The New York Federal Reserve and a group of financial institutions announced the successful conclusion of a proof-of-concept of the Regulated Liability Network (RLN), which contemplates the introduction of a dollar-based interbank central bank digital currency (CBDC). The test concluded that, using the RLN, the proposed CBDC might allow for near real-time dollar payments and cross-border settlements.
New York Federal Reserve and Bank Working Group Finish Programmable Dollar-Based Wholesale CBDC Test
The New York Federal Reserve and other banks and payment firms have announced the conclusion of a 12-week proof-of-concept test of the Regulated Liability Network (RLN), a system using shared ledger technology to provide programmability to regulated money.
The working group, comprising BNY Mellon, Citi, HSBC, Mastercard, PNC Bank, TD Bank, Truist, U.S. Bank, and Wells Fargo, examined the performance of a dollar-based wholesale central bank digital currency (CBDC) in different use cases.
The role of the Federal Reserve New York Innovation Center was “limited to the simulated operation of tokenized central bank deposits as a settlement asset,” according to the released report. Furthermore, the document clarifies that this participation is “not intended to advance any specific policy outcome, nor to signal that the Federal Reserve will make any imminent decisions about the appropriateness or design of tokenized central bank deposits or wholesale CBDC.”
Examined Use Cases
One of the use cases for the system had to do with examining the performance of the dollar-based CBDC as a tool to complete domestic interbank payments (such as Fednow), concluding that it “could operate successfully as a payment system on a new technology platform.”
The second use case examined in the proof-of-concept pilot test had to do with using the designed dollar CBDC as an instrument for offshore settlements, finding that its usage could “improve cross-border payments through the orchestration of customer payments and settlements across the payment chain, and the introduction of parallel processing of payment proposals.”

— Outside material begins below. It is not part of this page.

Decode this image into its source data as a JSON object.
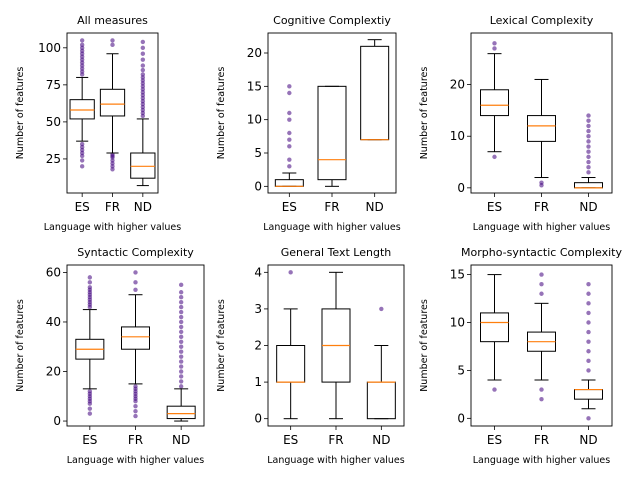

One of the supposed benefits of adopting the proposed system would be the high availability and interoperability of the liquidity stored in the form of CBDC, allowing for 24/7 movements across baking entities of different countries. On this, Isabel Schmidt, co-head of payments products at BNY Mellon, stated:
It is incumbent upon our industry to expand the availability and efficiency of dollars for all our clients across the globe, particularly given the U.S. dollar’s vital role in global payments, trade, and financial markets.